- Electric truckmaker Rivian has raised an additional $2.5 billion in recent months.
- Rivian’s cash-rich position makes it the electric carmaker to watch in the coming years.
- Rivian enjoys the advantage of learning from Elon Musk’s fumbles and stumbles.
Electric truck maker Rivian raised $2.5 billion in a recent fundraising round. It is now one of the best capitalized electric vehicle companies in the world–so much so that it should be in no hurry to go public.
Besides the cash, Rivian has other things going for it. This includes ready customers such as Amazon (NASDAQ:AMZN), which has already ordered 100,000 delivery vans.
For Rivian to be considered a serious threat to Tesla (NASDAQ:TSLA), the world’s most valuable automaker, it must not repeat Elon Musk’s mistakes. Those mistakes are summarized below.
1. A long history of poor execution
Motor vehicle manufacturing is an extremely complex process. Tesla has been making cars since 2009 but is still facing production challenges.
Sometimes, this has led to production delays. Most recently, the production and delivery of the Tesla Semi truck were pushed to 2021. It was initially scheduled for release in 2019.
From day one, Tesla tried to set itself up differently from the legacy carmakers. It could have benefitted from them by observing their high-volume production processes. Tesla may now be the world’s biggest carmaker by market cap, but it produces just a fraction of Toyota or Volkswagen’s annual output.
Tesla’s annual production volumes relative to other carmakers are making it harder not to associate its stock with a bubble. | Source: @StultusVox/Twitter
Rivian is expected to initiate production on a 2.6 million-square-foot plant. If it is to take on Tesla in any meaningful way, it must have better, more efficient, and more reliable production capabilities.
2. Elon Musk’s C-suite is a revolving door
Elon Musk is known for being a demanding boss who sometimes places impossible demands on his team. For an overachiever with lofty ambitions, this is expected. Two years ago, reports painted Musk as a horrible boss who fires employees on a whim.

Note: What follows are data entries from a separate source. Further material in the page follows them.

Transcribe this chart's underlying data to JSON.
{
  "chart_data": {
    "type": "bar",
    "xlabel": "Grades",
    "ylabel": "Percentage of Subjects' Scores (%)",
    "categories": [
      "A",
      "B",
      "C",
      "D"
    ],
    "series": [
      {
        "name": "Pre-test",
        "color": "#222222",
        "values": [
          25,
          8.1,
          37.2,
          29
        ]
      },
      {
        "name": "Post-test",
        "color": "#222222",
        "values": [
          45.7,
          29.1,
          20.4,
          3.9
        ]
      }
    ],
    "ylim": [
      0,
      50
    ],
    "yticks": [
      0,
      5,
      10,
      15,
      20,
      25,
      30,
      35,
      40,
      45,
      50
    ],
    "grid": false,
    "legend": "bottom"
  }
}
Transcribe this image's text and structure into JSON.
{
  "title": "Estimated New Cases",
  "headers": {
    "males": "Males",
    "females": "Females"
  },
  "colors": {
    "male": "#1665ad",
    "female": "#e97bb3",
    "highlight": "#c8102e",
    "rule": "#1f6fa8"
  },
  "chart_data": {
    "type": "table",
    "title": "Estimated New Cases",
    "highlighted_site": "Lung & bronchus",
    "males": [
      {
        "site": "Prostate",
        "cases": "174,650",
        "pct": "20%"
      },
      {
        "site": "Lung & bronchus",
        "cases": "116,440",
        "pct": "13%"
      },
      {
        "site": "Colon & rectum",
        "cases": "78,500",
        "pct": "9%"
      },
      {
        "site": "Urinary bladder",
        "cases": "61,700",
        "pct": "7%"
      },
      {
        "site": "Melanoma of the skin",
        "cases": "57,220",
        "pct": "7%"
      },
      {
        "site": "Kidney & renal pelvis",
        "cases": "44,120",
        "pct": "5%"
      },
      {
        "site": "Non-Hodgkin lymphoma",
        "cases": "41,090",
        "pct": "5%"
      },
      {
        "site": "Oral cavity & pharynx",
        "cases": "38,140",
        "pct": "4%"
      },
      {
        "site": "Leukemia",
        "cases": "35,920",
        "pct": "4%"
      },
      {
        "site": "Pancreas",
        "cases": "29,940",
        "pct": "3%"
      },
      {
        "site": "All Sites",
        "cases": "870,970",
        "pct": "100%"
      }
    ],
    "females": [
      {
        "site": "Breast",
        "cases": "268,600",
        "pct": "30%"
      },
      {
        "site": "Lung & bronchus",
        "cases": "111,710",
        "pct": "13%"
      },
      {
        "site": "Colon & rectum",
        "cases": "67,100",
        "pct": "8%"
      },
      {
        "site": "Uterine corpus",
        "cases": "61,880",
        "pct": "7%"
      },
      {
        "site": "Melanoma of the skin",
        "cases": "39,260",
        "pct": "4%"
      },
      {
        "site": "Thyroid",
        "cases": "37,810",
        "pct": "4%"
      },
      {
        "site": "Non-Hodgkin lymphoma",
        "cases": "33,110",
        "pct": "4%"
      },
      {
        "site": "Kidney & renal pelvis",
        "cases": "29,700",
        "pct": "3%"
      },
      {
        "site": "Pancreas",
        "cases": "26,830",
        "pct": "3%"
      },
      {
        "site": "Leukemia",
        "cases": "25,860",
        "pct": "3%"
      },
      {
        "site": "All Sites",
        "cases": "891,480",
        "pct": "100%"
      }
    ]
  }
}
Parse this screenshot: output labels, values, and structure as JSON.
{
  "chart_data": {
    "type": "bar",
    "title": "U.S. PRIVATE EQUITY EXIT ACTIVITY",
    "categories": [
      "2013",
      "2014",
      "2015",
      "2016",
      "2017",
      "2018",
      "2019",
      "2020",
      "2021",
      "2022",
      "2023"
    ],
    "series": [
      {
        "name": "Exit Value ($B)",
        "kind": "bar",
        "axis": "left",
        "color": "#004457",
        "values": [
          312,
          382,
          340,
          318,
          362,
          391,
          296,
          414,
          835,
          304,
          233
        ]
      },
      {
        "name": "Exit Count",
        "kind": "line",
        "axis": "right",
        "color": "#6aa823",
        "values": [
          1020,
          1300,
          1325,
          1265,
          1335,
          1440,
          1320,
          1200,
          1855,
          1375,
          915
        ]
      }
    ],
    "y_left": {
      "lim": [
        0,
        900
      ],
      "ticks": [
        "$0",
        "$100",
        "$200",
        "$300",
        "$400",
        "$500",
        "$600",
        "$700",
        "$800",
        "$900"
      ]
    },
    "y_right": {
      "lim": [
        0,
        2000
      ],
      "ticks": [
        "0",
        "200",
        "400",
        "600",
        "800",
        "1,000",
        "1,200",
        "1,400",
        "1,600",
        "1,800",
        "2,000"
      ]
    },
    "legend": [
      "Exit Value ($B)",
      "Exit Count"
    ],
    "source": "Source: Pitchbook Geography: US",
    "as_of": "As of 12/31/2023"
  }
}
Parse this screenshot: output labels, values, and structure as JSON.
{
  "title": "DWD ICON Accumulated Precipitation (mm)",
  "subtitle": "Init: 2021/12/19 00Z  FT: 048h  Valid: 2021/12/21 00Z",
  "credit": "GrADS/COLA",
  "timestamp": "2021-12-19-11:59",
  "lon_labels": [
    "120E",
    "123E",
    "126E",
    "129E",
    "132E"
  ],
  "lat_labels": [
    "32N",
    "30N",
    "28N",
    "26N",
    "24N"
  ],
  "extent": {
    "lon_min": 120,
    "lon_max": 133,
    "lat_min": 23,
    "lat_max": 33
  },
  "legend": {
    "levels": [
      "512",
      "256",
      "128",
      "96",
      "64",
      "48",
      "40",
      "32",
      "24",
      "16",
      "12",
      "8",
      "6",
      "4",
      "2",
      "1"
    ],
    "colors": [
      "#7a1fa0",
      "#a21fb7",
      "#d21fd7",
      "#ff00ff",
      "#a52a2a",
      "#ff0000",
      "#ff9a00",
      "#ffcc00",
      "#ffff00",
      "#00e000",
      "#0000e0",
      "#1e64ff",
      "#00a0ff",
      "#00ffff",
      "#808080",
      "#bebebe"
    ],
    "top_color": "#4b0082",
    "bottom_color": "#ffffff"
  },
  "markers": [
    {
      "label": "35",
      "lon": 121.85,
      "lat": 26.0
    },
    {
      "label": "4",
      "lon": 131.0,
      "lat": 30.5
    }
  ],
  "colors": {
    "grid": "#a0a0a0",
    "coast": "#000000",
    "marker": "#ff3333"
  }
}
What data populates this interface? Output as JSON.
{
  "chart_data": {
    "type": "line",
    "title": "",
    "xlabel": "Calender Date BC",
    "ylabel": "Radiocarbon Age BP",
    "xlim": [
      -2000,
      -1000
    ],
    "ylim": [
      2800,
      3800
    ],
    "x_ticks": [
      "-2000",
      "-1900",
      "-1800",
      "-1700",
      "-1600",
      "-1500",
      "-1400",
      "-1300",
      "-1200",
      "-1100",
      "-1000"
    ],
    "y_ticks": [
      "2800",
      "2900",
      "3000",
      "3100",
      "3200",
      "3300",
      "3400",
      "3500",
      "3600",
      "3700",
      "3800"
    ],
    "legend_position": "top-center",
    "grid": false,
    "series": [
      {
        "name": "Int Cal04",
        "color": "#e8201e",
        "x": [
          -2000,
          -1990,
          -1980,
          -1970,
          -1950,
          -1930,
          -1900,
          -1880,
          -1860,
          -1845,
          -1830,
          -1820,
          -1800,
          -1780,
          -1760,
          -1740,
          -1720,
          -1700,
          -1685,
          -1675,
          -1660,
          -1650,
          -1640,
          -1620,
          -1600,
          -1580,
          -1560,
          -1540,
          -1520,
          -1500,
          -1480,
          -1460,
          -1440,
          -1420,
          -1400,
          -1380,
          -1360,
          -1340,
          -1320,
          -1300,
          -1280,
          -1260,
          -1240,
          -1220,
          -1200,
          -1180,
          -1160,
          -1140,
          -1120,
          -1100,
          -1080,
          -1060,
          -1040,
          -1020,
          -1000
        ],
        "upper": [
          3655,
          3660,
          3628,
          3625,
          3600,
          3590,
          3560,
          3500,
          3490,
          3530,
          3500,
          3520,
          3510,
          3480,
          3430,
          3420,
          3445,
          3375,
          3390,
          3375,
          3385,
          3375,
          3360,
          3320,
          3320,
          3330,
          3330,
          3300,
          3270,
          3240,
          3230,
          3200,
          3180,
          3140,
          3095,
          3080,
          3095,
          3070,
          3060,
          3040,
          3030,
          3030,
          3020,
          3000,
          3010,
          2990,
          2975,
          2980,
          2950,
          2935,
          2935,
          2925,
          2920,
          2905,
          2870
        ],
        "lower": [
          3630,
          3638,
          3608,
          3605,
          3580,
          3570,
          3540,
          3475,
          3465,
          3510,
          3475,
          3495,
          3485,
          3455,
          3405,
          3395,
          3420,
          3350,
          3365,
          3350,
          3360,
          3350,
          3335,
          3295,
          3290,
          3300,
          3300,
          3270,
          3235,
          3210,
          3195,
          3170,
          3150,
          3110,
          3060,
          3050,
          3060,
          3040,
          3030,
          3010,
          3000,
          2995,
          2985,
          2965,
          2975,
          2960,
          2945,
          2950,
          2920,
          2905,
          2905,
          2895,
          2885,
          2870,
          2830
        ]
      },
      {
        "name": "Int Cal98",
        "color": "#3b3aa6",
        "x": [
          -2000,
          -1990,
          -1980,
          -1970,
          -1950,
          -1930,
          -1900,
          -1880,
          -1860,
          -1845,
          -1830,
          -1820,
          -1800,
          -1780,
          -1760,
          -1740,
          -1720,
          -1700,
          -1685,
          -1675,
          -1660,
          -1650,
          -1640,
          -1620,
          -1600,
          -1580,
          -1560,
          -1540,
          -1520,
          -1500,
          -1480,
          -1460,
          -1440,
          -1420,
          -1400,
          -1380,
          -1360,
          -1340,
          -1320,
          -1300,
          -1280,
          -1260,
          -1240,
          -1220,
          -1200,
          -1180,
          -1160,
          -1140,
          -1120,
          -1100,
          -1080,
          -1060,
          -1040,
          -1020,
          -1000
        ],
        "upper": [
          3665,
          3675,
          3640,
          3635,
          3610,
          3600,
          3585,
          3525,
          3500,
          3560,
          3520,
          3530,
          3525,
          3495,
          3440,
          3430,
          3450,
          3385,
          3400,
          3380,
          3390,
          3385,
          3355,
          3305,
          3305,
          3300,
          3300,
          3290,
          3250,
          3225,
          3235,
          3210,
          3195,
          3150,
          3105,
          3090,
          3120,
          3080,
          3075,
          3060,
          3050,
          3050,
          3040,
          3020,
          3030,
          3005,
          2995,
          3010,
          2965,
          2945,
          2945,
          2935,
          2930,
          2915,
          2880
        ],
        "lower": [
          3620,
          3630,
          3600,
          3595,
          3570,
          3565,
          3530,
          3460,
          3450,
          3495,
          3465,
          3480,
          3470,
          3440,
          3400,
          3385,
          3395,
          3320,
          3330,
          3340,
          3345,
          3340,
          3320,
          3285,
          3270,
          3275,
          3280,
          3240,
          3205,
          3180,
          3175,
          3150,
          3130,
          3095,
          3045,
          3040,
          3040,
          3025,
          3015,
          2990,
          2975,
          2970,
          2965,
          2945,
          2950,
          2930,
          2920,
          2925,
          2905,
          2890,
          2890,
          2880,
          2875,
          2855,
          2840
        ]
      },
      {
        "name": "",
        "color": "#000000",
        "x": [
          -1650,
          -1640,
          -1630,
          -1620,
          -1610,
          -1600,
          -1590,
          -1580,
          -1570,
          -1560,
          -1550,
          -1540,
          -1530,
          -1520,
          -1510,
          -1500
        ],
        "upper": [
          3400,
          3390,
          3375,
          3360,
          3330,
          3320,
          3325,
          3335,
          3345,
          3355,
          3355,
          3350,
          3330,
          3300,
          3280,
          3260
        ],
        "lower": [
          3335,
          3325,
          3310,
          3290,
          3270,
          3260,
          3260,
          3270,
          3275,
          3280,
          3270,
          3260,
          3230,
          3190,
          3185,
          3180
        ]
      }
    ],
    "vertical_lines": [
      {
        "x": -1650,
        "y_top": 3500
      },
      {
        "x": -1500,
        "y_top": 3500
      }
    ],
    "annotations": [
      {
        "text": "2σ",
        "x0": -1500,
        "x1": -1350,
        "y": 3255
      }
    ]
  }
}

Elon Musk has been equated to the late Steve Jobs. His employees would agree. | Source: @boconnor47/Twitter
This comes at a cost, though. Last year, it emerged that Tesla has a higher executive turnover than its peers. According to Bernstein analysts, Tesla’s annualized executive turnover level is 27%, while the average in the tech industry is 15%.
High turnover leads to the loss of highly skilled and much sought-after talent.
3. Elon Musk’s gift for stirring controversy
Elon Musk speaks and tweets his mind. This has landed him in trouble with institutions and individuals, including the Securities and Exchange Commission and NASA.
The controversies generate negative press, which has sometimes harmed shareholder wealth. Two years ago, Tesla’s stock fell nearly 10% after Musk was recorded smoking weed on a podcast.
Tesla CEO has a knack for attracting controversy. | Source: @HakunsanLad/Twitter
While these controversies have yet to hurt Tesla’s brand, that might change when there is a wider variety of electric cars on the market. Rivian’s leadership must avoid the Elon Musk model if it is serious about giving Tesla a run for its money.
Disclaimer: The opinions expressed in this article do not necessarily reflect the views of CCN.com and should not be considered investment or trading advice from CCN.com. The author holds no investment position in the above-mentioned securities.